Tenho pouco a acrescentar: o amigo carioca que disse que "se não tivéssemos uma fé desmedida no poder transformador do amor, se fôssemos 'sensatos', homem só casaria com homem, e mulher com mulher" acerta a trave. Mulher não casaria nunca com mulher: elas se acham 'tudo falsa', como mostro no post anterior. Tenho pouco a acrescentar, mas um 'pouco' bem bacana. Veja:
Fair significa imparcial, além de benevolent, blameless, candid, civil, clean, courteous, decent, disinterested, frank, generous, good, honest, honorable, just, lawful, legitimate, moderate, nonpartisan, objective, open, pious, praiseworthy, principled, proper, reasonable, respectable, righteous, scrupulous, sincere, straight, temperate, trustworthy, unbiased, uncolored, uncorrupted, unprejudiced, upright, virtuous. Ou seja, nada a ver com a 'beleza física' das versões brasileira, Minha Bela Dama, e portuguesa, Minha Linda Senhora, para o título do filme. Geralmente essas versões são risíveis, mais as portuguesas do que as brasileiras, claro. Mas nesse caso, acho legal. Pois quem se torna cândido, decente, franco, generoso, desinteressado (sou muito deselegante ao usar o blog para me promover e me vingar, como se verá a seguir), honesto, honrável, justo, moderado, objetivo, aberto, piedoso, apropriado, sincero, direto, incorruptível, torna-se amável e, como conseqüência, lindo para quem o ama. Ou outro clássico, A Bela e a Fera, não seria clássico.
Uma mulher -- aliás, ligada a musicais (músicos, já afirmei alhures, podem ser profundamente ignorantes, apesar da aura especial) -- que tentei transformar com minha prepotência amorosa não adquiriu nenhuma daquelas características, mas continuou linda e desejável fisicamente. Usou sua beleza para se vingar, me traindo apesar de me amar, e sua 'imexível' deslealdade para conquistar meu rancor eterno. Ela se vingou, entre outros erros meus, de minha tentativa de tranformá-la. No que fez muito bem, me fez muito bem, aprendi como cachorro, esse o nosso link com o mundo animal, aprender apanhando. Aprendi: a gente não muda ninguém. Por isso, My fair lady não poderia dar certo fora da ficcão e do mito e, também por isso, sei responder a última pergunta de Contardo: vai dar merda.

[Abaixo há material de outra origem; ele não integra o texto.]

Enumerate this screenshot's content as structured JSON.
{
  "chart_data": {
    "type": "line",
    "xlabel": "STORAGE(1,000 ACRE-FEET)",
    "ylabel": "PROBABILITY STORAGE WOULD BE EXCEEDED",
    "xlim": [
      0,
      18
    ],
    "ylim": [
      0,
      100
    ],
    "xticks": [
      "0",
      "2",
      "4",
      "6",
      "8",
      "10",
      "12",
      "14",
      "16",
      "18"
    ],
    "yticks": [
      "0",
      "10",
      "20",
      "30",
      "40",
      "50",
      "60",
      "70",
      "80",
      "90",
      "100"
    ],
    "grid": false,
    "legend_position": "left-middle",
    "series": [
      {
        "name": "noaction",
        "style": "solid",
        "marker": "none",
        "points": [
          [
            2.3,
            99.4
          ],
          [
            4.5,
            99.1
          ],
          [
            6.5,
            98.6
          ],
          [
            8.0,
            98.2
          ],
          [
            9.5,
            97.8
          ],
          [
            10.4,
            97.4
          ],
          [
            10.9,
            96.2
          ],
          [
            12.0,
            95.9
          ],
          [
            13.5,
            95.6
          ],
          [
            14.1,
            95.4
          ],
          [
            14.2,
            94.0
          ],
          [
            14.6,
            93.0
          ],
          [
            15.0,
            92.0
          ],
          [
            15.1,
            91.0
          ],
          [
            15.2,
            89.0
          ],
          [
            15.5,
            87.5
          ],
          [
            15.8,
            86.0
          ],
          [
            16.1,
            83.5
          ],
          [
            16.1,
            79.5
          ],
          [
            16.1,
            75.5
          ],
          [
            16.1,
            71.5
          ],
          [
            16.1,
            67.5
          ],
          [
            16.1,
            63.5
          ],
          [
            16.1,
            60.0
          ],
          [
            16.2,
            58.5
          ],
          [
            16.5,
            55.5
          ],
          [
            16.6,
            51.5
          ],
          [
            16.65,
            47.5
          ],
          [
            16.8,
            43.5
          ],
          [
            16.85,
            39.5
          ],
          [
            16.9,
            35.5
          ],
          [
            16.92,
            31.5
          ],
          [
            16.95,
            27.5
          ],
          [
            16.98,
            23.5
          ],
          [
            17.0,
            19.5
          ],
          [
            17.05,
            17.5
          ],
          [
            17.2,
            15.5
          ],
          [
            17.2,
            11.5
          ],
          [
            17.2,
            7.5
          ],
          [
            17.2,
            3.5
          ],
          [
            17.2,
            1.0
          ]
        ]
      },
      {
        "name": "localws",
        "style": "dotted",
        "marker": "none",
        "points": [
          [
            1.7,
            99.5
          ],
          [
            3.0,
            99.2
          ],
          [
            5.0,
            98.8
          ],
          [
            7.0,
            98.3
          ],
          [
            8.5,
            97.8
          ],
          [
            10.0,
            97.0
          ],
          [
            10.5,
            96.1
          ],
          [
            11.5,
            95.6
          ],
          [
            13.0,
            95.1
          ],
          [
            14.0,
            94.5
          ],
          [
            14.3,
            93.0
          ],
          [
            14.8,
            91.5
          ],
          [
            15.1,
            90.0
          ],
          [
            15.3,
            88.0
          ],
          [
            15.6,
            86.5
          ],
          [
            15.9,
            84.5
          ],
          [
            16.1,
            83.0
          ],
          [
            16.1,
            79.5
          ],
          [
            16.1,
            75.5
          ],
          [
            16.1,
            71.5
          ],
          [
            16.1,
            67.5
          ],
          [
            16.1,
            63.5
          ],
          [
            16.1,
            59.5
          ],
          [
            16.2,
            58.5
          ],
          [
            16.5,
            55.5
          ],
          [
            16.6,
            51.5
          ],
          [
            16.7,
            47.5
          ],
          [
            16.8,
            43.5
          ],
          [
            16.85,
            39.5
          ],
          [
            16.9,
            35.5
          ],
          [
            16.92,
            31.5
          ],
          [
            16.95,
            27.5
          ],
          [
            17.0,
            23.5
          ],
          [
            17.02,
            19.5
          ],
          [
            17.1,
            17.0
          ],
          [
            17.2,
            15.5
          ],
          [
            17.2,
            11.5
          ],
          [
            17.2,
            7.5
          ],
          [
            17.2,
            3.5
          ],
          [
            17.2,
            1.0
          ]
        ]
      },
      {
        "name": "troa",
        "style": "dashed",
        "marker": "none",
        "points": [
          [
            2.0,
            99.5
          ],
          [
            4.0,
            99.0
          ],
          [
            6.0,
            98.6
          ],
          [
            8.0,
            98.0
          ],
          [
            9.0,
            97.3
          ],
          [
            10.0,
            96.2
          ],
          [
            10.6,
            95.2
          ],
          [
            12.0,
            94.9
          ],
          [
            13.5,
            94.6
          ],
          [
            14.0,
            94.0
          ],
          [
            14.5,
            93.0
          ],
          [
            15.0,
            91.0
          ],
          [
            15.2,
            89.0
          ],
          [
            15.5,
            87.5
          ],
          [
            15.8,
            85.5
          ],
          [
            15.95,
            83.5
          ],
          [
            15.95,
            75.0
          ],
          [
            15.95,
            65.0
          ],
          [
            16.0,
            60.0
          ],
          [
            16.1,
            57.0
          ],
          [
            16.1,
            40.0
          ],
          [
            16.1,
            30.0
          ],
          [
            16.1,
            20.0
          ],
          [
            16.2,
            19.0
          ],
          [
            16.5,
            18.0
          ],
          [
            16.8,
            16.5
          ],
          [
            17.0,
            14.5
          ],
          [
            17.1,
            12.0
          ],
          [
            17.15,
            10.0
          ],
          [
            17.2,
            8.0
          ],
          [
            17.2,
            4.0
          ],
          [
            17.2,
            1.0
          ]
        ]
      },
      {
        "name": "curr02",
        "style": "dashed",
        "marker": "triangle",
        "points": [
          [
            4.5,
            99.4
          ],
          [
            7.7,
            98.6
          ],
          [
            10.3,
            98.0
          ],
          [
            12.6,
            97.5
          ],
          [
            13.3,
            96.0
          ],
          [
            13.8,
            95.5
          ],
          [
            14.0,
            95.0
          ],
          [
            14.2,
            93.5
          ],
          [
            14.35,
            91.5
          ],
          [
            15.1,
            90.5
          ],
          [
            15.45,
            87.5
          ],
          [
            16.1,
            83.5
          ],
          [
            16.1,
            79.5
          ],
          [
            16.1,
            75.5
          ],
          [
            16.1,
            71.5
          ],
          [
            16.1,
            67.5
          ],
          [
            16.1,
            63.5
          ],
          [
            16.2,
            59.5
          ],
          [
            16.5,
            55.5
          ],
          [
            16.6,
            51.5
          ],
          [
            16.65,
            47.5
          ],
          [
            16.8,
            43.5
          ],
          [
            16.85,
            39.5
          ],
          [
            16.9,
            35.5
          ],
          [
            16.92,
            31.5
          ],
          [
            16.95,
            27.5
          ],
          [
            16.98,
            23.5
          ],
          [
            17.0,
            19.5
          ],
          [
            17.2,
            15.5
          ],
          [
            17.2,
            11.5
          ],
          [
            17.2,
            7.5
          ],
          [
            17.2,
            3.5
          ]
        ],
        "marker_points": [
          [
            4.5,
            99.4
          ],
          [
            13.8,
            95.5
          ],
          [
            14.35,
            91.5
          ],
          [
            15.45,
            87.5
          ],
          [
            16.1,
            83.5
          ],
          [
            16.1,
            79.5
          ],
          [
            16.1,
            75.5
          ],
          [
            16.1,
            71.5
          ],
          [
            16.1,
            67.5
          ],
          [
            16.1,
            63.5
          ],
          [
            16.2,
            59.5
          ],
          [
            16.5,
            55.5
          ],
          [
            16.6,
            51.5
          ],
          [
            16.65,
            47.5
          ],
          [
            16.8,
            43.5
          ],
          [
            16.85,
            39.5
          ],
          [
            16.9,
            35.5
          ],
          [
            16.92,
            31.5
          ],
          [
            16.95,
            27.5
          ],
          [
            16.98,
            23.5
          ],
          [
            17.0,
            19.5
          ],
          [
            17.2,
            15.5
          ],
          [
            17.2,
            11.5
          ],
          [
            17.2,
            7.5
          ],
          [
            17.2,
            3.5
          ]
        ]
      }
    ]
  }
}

A fala é fundamental na transformação de uma pessoa, e esse é o aspecto mais profundo da peça Pigmalião, como sabe qualquer seguidor de Freud, o fundador da cura pela fala. Contardo, psicanalista, deixou passar essa. Como sou prepotente, aponto o lapso e, deselegantemente, me aponto elegante por não apenas copiá-lo. Mr Higgins, uma espécie de linguista, acreditava que se ensinasse a inculta Eliza a falar corretamente, a ensinaria a ser fair. Só deu certo na visão hollywoodiana.
Eu tentei, não funciona. Minha semi-analfabeta demorou dois anos para reconhecer que "vou estar enviando" é deselegante e feio pra burro. E, mesmo me fazendo o bem da traição, o fez de maneira profundamente unfair (desleal).